I have been training a BERT model on a large unsupervised dataset, and now I wish to fine tune the model on a small labelled dataset, but I can’t quite grasp how to do this conceptually, and I’m hoping some of you can help me out.
When doing the unsupervised training/self-training, everything seems fine, and I think I understand it.
In this case, my network is a standard BERT, with a linear layer on top that takes the standard 768 hidden features in BERT down to 30, which is my vocab_size. (I’m training on gene sequences, so basically one sample in my dataset, looks like this:
ASDGDFASGDFSGSDASFASDAUYRES
where I do the standard thing of masking out some of the letters and trying to predict them.
So for standard training, my setup looks like this:
predicted_sequence=bert(input_sequence,masked_input_sequence)
loss = crossentropy(predicted_sequence,masked_input_sequence)

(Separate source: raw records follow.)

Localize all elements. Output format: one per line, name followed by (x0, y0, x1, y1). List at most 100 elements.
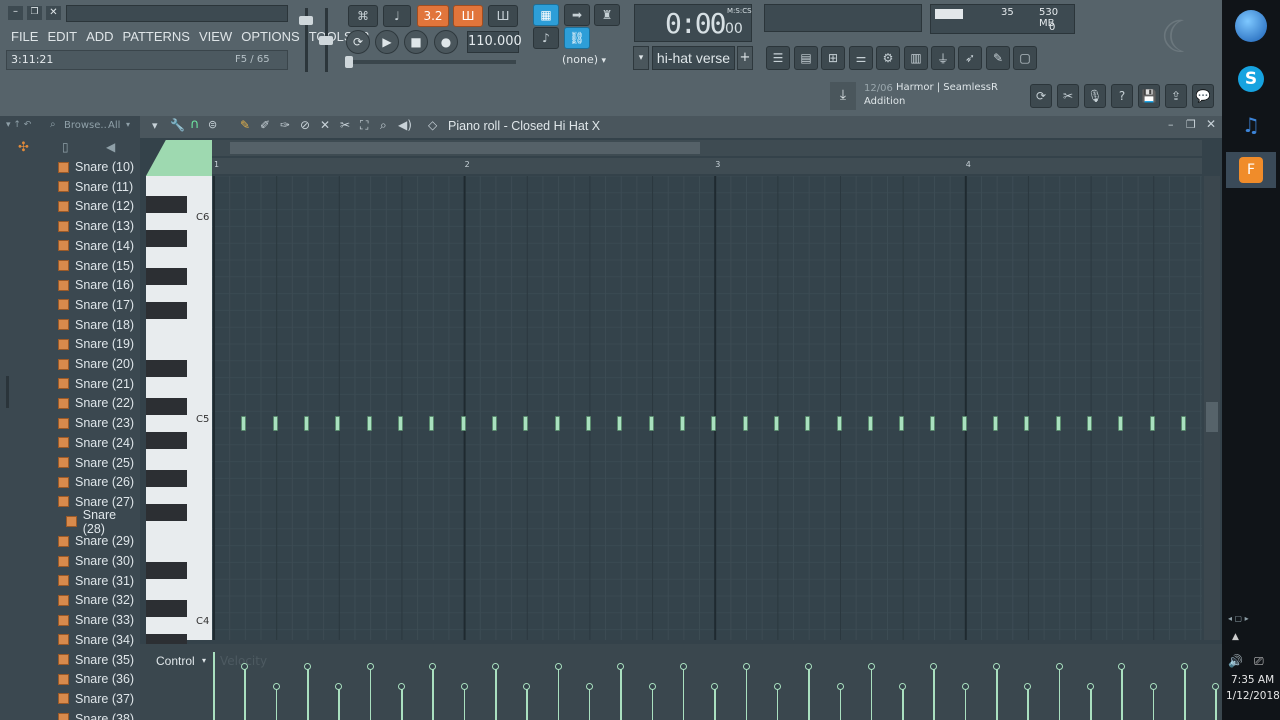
download-icon[interactable]: ⤓ (830, 82, 856, 110)
velocity-handle[interactable] (648, 683, 656, 690)
blend-notes-icon[interactable]: Ш (488, 5, 518, 27)
velocity-handle[interactable] (836, 683, 844, 690)
black-key[interactable] (146, 562, 187, 579)
velocity-handle[interactable] (805, 663, 813, 670)
velocity-bar[interactable] (463, 686, 466, 720)
pattern-dropdown-icon[interactable]: ▾ (633, 46, 649, 70)
export-icon[interactable]: ⇪ (1165, 84, 1187, 108)
browser-filter[interactable]: All (108, 120, 120, 131)
vertical-scrollbar[interactable] (1204, 176, 1220, 640)
velocity-lane[interactable] (212, 644, 1220, 720)
velocity-handle[interactable] (617, 663, 625, 670)
note[interactable] (805, 416, 811, 431)
tempo-display[interactable]: 110.000 (467, 31, 522, 53)
menu-icon[interactable]: ⊜ (208, 118, 217, 131)
horizontal-scrollbar[interactable] (212, 140, 1202, 156)
velocity-bar[interactable] (588, 686, 591, 720)
browser-item[interactable]: Snare (18) (58, 316, 134, 334)
clock-date[interactable]: 1/12/2018 (1226, 690, 1280, 702)
close-icon[interactable]: ✕ (46, 6, 61, 20)
black-key[interactable] (146, 432, 187, 449)
step-edit-icon[interactable]: Ш (453, 5, 483, 27)
velocity-handle[interactable] (585, 683, 593, 690)
browser-item[interactable]: Snare (15) (58, 257, 134, 275)
news-title[interactable]: Harmor | SeamlessR (896, 82, 998, 93)
velocity-bar[interactable] (244, 666, 246, 720)
note[interactable] (335, 416, 341, 431)
mute-icon[interactable]: ✕ (320, 118, 330, 132)
browser-item[interactable]: Snare (33) (58, 611, 134, 629)
velocity-bar[interactable] (870, 666, 873, 720)
note[interactable] (961, 416, 967, 431)
velocity-handle[interactable] (1181, 663, 1189, 670)
velocity-bar[interactable] (1152, 686, 1155, 720)
velocity-bar[interactable] (400, 686, 403, 720)
velocity-handle[interactable] (1118, 663, 1126, 670)
piano-roll-menu-icon[interactable]: ▾ (152, 119, 158, 132)
browser-item[interactable]: Snare (34) (58, 631, 134, 649)
refresh-icon[interactable]: ⟳ (1030, 84, 1052, 108)
minimize-icon[interactable]: – (1168, 118, 1174, 131)
playback-icon[interactable]: ◀) (398, 118, 412, 132)
minimize-icon[interactable]: – (8, 6, 23, 20)
note[interactable] (773, 416, 779, 431)
note[interactable] (836, 416, 842, 431)
velocity-handle[interactable] (993, 663, 1001, 670)
song-position-slider[interactable] (346, 60, 516, 64)
pattern-selector[interactable]: hi-hat verse (652, 46, 735, 70)
skype-icon[interactable]: S (1238, 66, 1264, 92)
velocity-bar[interactable] (933, 666, 936, 720)
note[interactable] (1118, 416, 1124, 431)
browser-label[interactable]: Browse.. (64, 120, 107, 131)
zoom-icon[interactable]: ⌕ (380, 118, 387, 133)
black-key[interactable] (146, 230, 187, 247)
record-icon[interactable]: ● (434, 30, 458, 54)
black-key[interactable] (146, 302, 187, 319)
tool-icon[interactable]: 🔧 (170, 118, 185, 132)
menu-patterns[interactable]: PATTERNS (123, 29, 190, 44)
velocity-handle[interactable] (773, 683, 781, 690)
black-key[interactable] (146, 470, 187, 487)
cable-icon[interactable]: ➶ (958, 46, 982, 70)
velocity-bar[interactable] (338, 686, 340, 720)
menu-options[interactable]: OPTIONS (241, 29, 300, 44)
browser-item[interactable]: Snare (24) (58, 434, 134, 452)
velocity-bar[interactable] (369, 666, 372, 720)
step-icon[interactable]: ♪ (533, 27, 559, 49)
velocity-handle[interactable] (1024, 683, 1032, 690)
note[interactable] (241, 416, 247, 431)
chevron-down-icon[interactable]: ▾ (126, 120, 130, 129)
star-icon[interactable]: ✣ (18, 140, 29, 155)
note[interactable] (993, 416, 999, 431)
note-grid[interactable] (212, 176, 1218, 640)
microphone-icon[interactable]: 🎙 (1084, 84, 1106, 108)
browser-item[interactable]: Snare (17) (58, 296, 134, 314)
velocity-handle[interactable] (491, 663, 499, 670)
note[interactable] (899, 416, 905, 431)
velocity-bar[interactable] (1215, 686, 1217, 720)
channel-rack-icon[interactable]: ⊞ (821, 46, 845, 70)
velocity-handle[interactable] (460, 683, 468, 690)
note[interactable] (303, 416, 309, 431)
velocity-bar[interactable] (651, 686, 654, 720)
velocity-handle[interactable] (272, 683, 280, 690)
velocity-bar[interactable] (306, 666, 309, 720)
master-pitch-handle[interactable] (319, 36, 333, 45)
browser-item[interactable]: Snare (29) (58, 532, 134, 550)
browser-item[interactable]: Snare (10) (58, 158, 134, 176)
velocity-bar[interactable] (1090, 686, 1092, 720)
browser-item[interactable]: Snare (13) (58, 217, 134, 235)
paint-brush-icon[interactable]: ✑ (280, 118, 290, 132)
velocity-bar[interactable] (432, 666, 434, 720)
pattern-mode-button[interactable]: 3.2 (417, 5, 449, 27)
velocity-handle[interactable] (523, 683, 531, 690)
tray-arrow-icon[interactable]: ▲ (1232, 632, 1239, 642)
vertical-scrollbar-thumb[interactable] (1206, 402, 1218, 432)
chat-icon[interactable]: 💬 (1192, 84, 1214, 108)
browser-item[interactable]: Snare (16) (58, 276, 134, 294)
velocity-bar[interactable] (964, 686, 967, 720)
velocity-bar[interactable] (1121, 666, 1124, 720)
tools-icon[interactable]: ✂ (1057, 84, 1079, 108)
velocity-handle[interactable] (429, 663, 437, 670)
wait-for-input-icon[interactable]: ▦ (533, 4, 559, 26)
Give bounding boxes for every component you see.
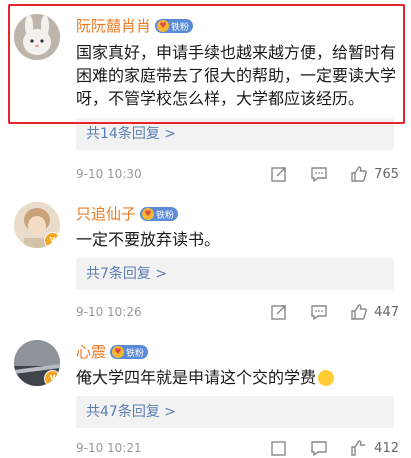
smiling-face-emoji-icon — [318, 370, 335, 386]
like-button[interactable]: 447 — [350, 303, 399, 321]
comment-icon[interactable] — [310, 303, 328, 321]
fan-badge-label: 铁粉 — [126, 348, 145, 359]
comment-text: 俺大学四年就是申请这个交的学费 — [76, 366, 399, 389]
meta-row: 9-10 10:26 447 — [76, 302, 399, 322]
meta-row: 9-10 10:21 412 — [76, 438, 399, 458]
edit-icon[interactable] — [270, 165, 288, 183]
view-replies-button[interactable]: 共47条回复 > — [76, 396, 394, 428]
like-icon — [351, 304, 368, 320]
meta-row: 9-10 10:30 765 — [76, 164, 399, 184]
replies-label: 共7条回复 — [86, 266, 151, 282]
action-bar: 765 — [270, 165, 399, 183]
comment-item: v 只追仙子 ♥ 铁粉 一定不要放弃读书。 共7条回复 > 9-10 10:26 — [0, 190, 411, 330]
edit-icon[interactable] — [270, 303, 288, 321]
action-bar: 447 — [270, 303, 399, 321]
fan-badge-label: 铁粉 — [156, 210, 175, 221]
verified-badge-icon: v — [44, 232, 60, 248]
heart-icon: ♥ — [142, 208, 155, 220]
fan-badge: ♥ 铁粉 — [140, 207, 179, 221]
view-replies-button[interactable]: 共7条回复 > — [76, 258, 394, 290]
comment-item: v 心震 ♥ 铁粉 俺大学四年就是申请这个交的学费 共47条回复 > 9-10 … — [0, 330, 411, 457]
verified-badge-icon: v — [44, 370, 60, 386]
comment-icon[interactable] — [310, 165, 328, 183]
avatar[interactable]: v — [14, 340, 60, 386]
comment-time: 9-10 10:30 — [76, 167, 142, 181]
comment-time: 9-10 10:21 — [76, 441, 142, 455]
comment-text: 一定不要放弃读书。 — [76, 230, 221, 249]
like-icon — [351, 166, 368, 182]
highlight-frame — [8, 4, 405, 124]
like-count: 447 — [374, 304, 399, 320]
fan-badge: ♥ 铁粉 — [110, 345, 149, 359]
comment-icon[interactable] — [310, 439, 328, 457]
replies-label: 共14条回复 — [86, 126, 160, 142]
name-row: 只追仙子 ♥ 铁粉 — [76, 204, 179, 224]
avatar[interactable]: v — [14, 202, 60, 248]
chevron-right-icon: > — [164, 126, 177, 142]
action-bar: 412 — [270, 439, 399, 457]
heart-icon: ♥ — [112, 346, 125, 358]
like-button[interactable]: 765 — [350, 165, 399, 183]
replies-label: 共47条回复 — [86, 404, 160, 420]
username[interactable]: 只追仙子 — [76, 204, 136, 224]
name-row: 心震 ♥ 铁粉 — [76, 342, 149, 362]
chevron-right-icon: > — [164, 404, 177, 420]
comment-time: 9-10 10:26 — [76, 305, 142, 319]
like-icon — [351, 440, 366, 456]
like-count: 765 — [374, 166, 399, 182]
edit-icon[interactable] — [270, 439, 288, 457]
like-button[interactable]: 412 — [350, 439, 399, 457]
comment-text-body: 俺大学四年就是申请这个交的学费 — [76, 368, 317, 387]
chevron-right-icon: > — [155, 266, 168, 282]
like-count: 412 — [374, 440, 399, 456]
username[interactable]: 心震 — [76, 342, 106, 362]
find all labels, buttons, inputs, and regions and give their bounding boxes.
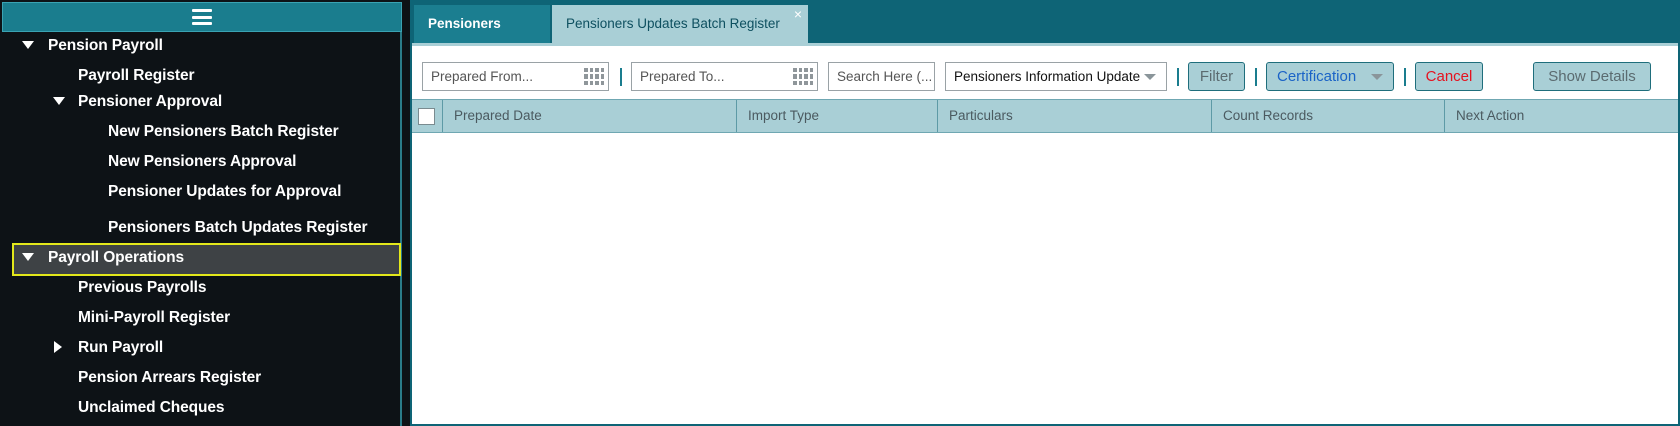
column-header-particulars[interactable]: Particulars — [937, 100, 1211, 132]
caret-down-icon[interactable] — [53, 97, 65, 105]
certification-dropdown-button[interactable]: Certification — [1266, 62, 1394, 91]
column-header-next-action[interactable]: Next Action — [1444, 100, 1674, 132]
toolbar-divider — [412, 43, 1678, 46]
prepared-from-input[interactable]: Prepared From... — [422, 62, 609, 91]
close-icon[interactable]: × — [794, 0, 802, 33]
navigation-tree: Pension Payroll Payroll Register Pension… — [0, 32, 402, 426]
import-type-selected-value: Pensioners Information Update — [954, 69, 1141, 84]
main-panel: Pensioners Links Pensioners Updates Batc… — [410, 0, 1680, 426]
certification-label: Certification — [1277, 68, 1357, 85]
cancel-button[interactable]: Cancel — [1415, 62, 1483, 91]
nav-item-pensioner-updates-for-approval[interactable]: Pensioner Updates for Approval — [108, 177, 341, 207]
toolbar-separator — [1177, 68, 1179, 86]
sidebar: Pension Payroll Payroll Register Pension… — [0, 0, 410, 426]
caret-down-icon[interactable] — [22, 41, 34, 49]
nav-item-new-pensioners-batch-register[interactable]: New Pensioners Batch Register — [108, 117, 339, 147]
caret-right-icon[interactable] — [54, 341, 62, 353]
column-header-prepared-date[interactable]: Prepared Date — [442, 100, 736, 132]
prepared-to-input[interactable]: Prepared To... — [631, 62, 818, 91]
sidebar-menu-toggle[interactable] — [2, 2, 402, 32]
select-all-checkbox[interactable] — [418, 108, 435, 125]
nav-item-unclaimed-cheques[interactable]: Unclaimed Cheques — [78, 393, 225, 423]
toolbar-separator — [1255, 68, 1257, 86]
nav-item-new-pensioners-approval[interactable]: New Pensioners Approval — [108, 147, 296, 177]
table-header: Prepared Date Import Type Particulars Co… — [412, 99, 1678, 133]
calendar-icon[interactable] — [584, 68, 604, 85]
nav-item-pensioner-approval[interactable]: Pensioner Approval — [78, 87, 222, 117]
tab-pensioners-links[interactable]: Pensioners Links — [414, 5, 550, 69]
nav-item-payroll-operations[interactable]: Payroll Operations — [48, 243, 184, 273]
nav-item-pensioners-batch-updates-register[interactable]: Pensioners Batch Updates Register — [108, 213, 368, 243]
show-details-button[interactable]: Show Details — [1533, 62, 1651, 91]
nav-item-pension-arrears-register[interactable]: Pension Arrears Register — [78, 363, 261, 393]
toolbar-separator — [1404, 68, 1406, 86]
search-input[interactable]: Search Here (... — [828, 62, 935, 91]
chevron-down-icon — [1371, 74, 1383, 80]
prepared-to-placeholder: Prepared To... — [640, 69, 725, 84]
prepared-from-placeholder: Prepared From... — [431, 69, 534, 84]
search-placeholder: Search Here (... — [837, 69, 933, 84]
toolbar-separator — [620, 68, 622, 86]
tab-label: Pensioners Updates Batch Register — [566, 16, 780, 31]
nav-item-mini-payroll-register[interactable]: Mini-Payroll Register — [78, 303, 230, 333]
column-header-import-type[interactable]: Import Type — [736, 100, 936, 132]
calendar-icon[interactable] — [793, 68, 813, 85]
chevron-down-icon — [1144, 74, 1156, 80]
import-type-select[interactable]: Pensioners Information Update — [945, 62, 1167, 91]
nav-item-previous-payrolls[interactable]: Previous Payrolls — [78, 273, 207, 303]
column-header-count-records[interactable]: Count Records — [1211, 100, 1443, 132]
nav-item-run-payroll[interactable]: Run Payroll — [78, 333, 163, 363]
tab-pensioners-updates-batch-register[interactable]: Pensioners Updates Batch Register × — [552, 5, 808, 43]
filter-button[interactable]: Filter — [1188, 62, 1245, 91]
nav-item-pension-payroll[interactable]: Pension Payroll — [48, 31, 163, 61]
table-body — [412, 133, 1678, 424]
hamburger-icon — [192, 9, 212, 25]
tab-bar: Pensioners Links Pensioners Updates Batc… — [412, 2, 1678, 69]
caret-down-icon[interactable] — [22, 253, 34, 261]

However when I now want to switch to fine-tuning I’m not really sure what to do. In this case my dataset now both consist of a gene sequence and a label sequence:
DFASDGFTHGFDDFSDASFDASF , 00000001111111100000000022222
How do I change my network such that I can now fine-train it to predict these new labels?, do I still use bert(input,masked_input_sequence)? Do I remove the linear layer on top of BERT? or what is the conceptual idea here?